The recent move by mining services firm Sapphire Corporation into the infrastructure business is starting to bear fruit, with three major railway contracts in China already on the books.
The firm's newly acquired engineering unit Ranken Infrastructure has secured the deals, worth a total of 916 million yuan (S$200 million), it was announced yesterday.
They involve Ranken building urban metro lines in Guiyang and Qingdao and carrying out tunnelling works for the cross-country Menghua Railway.
Ranken expects to complete the projects in 24 to 35 months.
The new projects mark a milestone for mainboard-listed Sapphire, which acquired Ranken for 360 million yuan only in October in a bid to shift its focus away from the struggling mining business.
Sapphire also disposed of its loss-making steel business in December last year, leaving only mining services company Mancala Australia in its mining portfolio.
These strategic moves have put Sapphire back on the growth track by allowing it to tap into China's transport infrastructure boom, chief executive Teh Wing Kwan told The Straits Times yesterday.
"The Chinese government had allocated some 2.8 trillion yuan for railway development between 2010 and 2015, but the actual spending was actually 25 per cent higher than that.

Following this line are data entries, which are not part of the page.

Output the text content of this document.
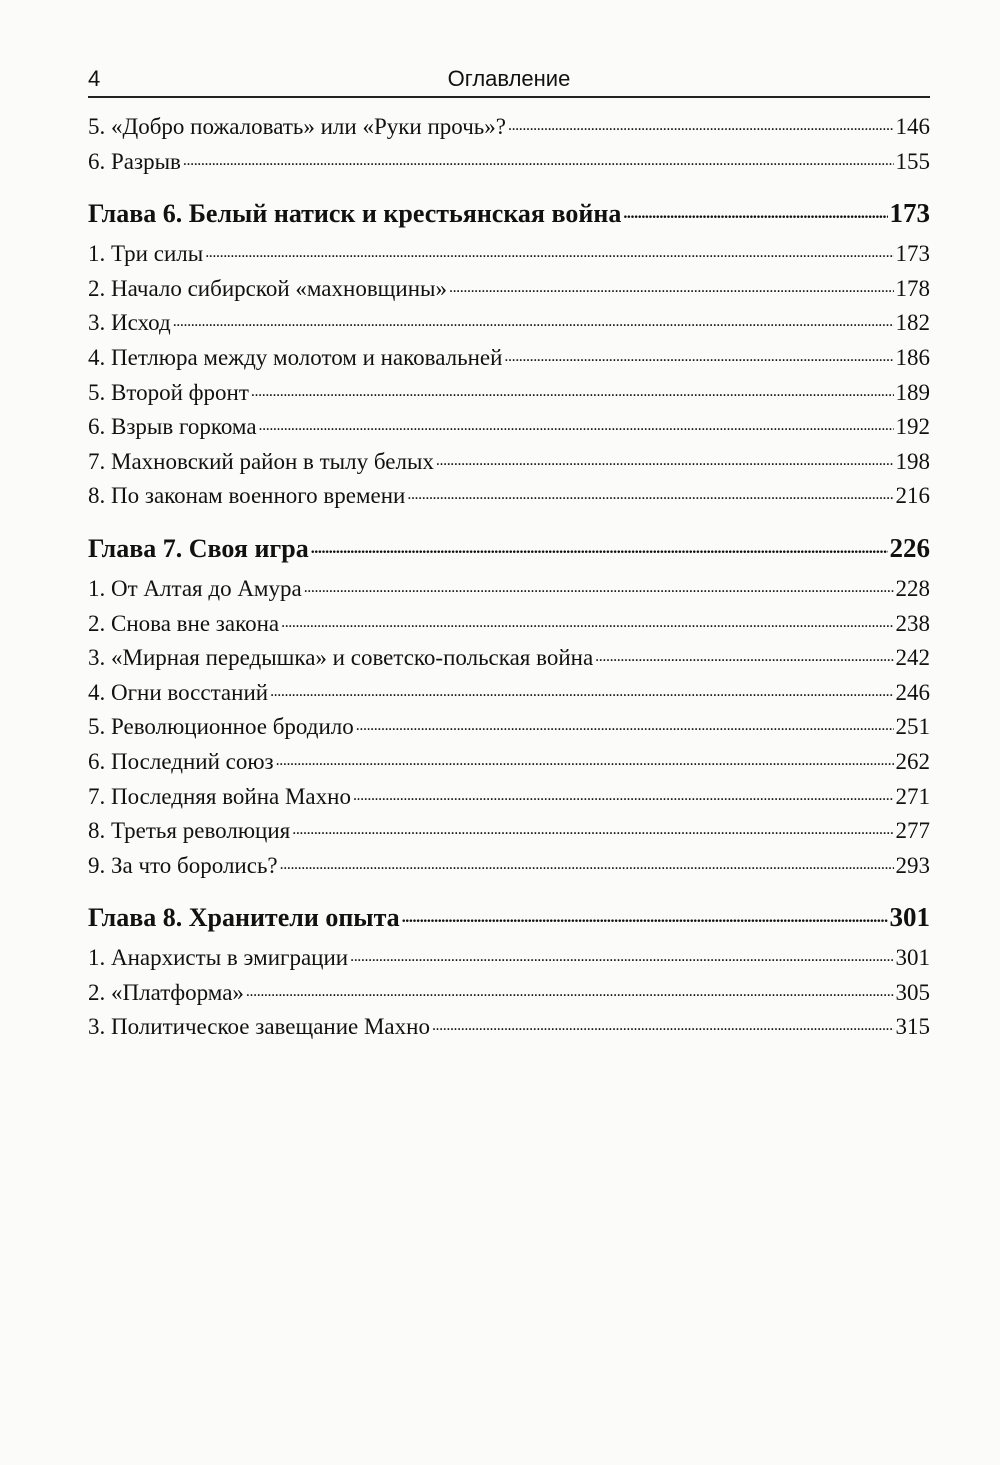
Оглавление
4
5. «Добро пожаловать» или «Руки прочь»? . . .	146
6. Разрыв . . .	155
Глава 6. Белый натиск и крестьянская война . . .	173
1. Три силы . . .	173
2. Начало сибирской «махновщины» . . .	178
3. Исход . . .	182
4. Петлюра между молотом и наковальней . . .	186
5. Второй фронт . . .	189
6. Взрыв горкома . . .	192
7. Махновский район в тылу белых . . .	198
8. По законам военного времени . . .	216
Глава 7. Своя игра . . .	226
1. От Алтая до Амура . . .	228
2. Снова вне закона . . .	238
3. «Мирная передышка» и советско-польская война . . .	242
4. Огни восстаний . . .	246
5. Революционное бродило . . .	251
6. Последний союз . . .	262
7. Последняя война Махно . . .	271
8. Третья революция . . .	277
9. За что боролись? . . .	293
Глава 8. Хранители опыта . . .	301
1. Анархисты в эмиграции . . .	301
2. «Платформа» . . .	305
3. Политическое завещание Махно . . .	315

In the recent five-year plan meeting the same budget was again allocated for 2016 to 2020."
Ranken is well poised to tap into that demand, being the second-largest private operator in China's rail transport infrastructure sector and the only private operator with the full certification for design, construction and project consultation work, Mr Teh noted.
"In addition to the three announced contracts, Ranken is in talks to bid for 2.5 billion to 3 billion yuan worth of railway projects. The company has a production capacity for close to 1 billion yuan worth of projects in a financial year."

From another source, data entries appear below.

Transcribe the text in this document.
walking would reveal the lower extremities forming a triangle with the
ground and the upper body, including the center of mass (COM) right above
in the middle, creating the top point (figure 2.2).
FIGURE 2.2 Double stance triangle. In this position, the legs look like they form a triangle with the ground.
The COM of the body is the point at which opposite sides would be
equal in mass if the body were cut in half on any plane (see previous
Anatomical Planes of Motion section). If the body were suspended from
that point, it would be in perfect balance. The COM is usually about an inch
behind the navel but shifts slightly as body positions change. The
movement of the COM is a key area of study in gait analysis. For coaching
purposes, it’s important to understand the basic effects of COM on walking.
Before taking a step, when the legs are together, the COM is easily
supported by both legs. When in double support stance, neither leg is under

Ranken, which has a gross profit margin of 18 to 26 per cent, reported 19 million yuan in profit for the six months ended June 30, 2014, when contract revenue was at a low base.
Sapphire, which reported only $1.55 million in net profit for the three months to Sept 30, expects Ranken to be its biggest revenue contributor, potentially with an 80 to 90 per cent share.
"Hopefully our investors will see that value this quarter, when Sapphire starts to recognise Ranken's revenue. I believe it will be quite encouraging for them," Mr Teh said.
Investors seem to share Mr Teh's confidence. Sapphire shares surged 1.4 cents or 13.59 per cent to 11.7 cents yesterday following the contract announcement.
Meanwhile, Sapphire is not yet ready to cut all its ties to mining, although it will stop all investments into the segment as the industry adjusts to a prolonged commodity crunch.
Sapphire's Mancala Australia, which supplies services to mining companies, is operating one of Vietnam's largest nickel mines.
Mr Teh said: "We are not looking to sell Mancala for now, but we will be allocating more resources to our infrastructure business going forward.
"Meanwhile, we want to stabilise our mining business, through cost control and streamlining of operations."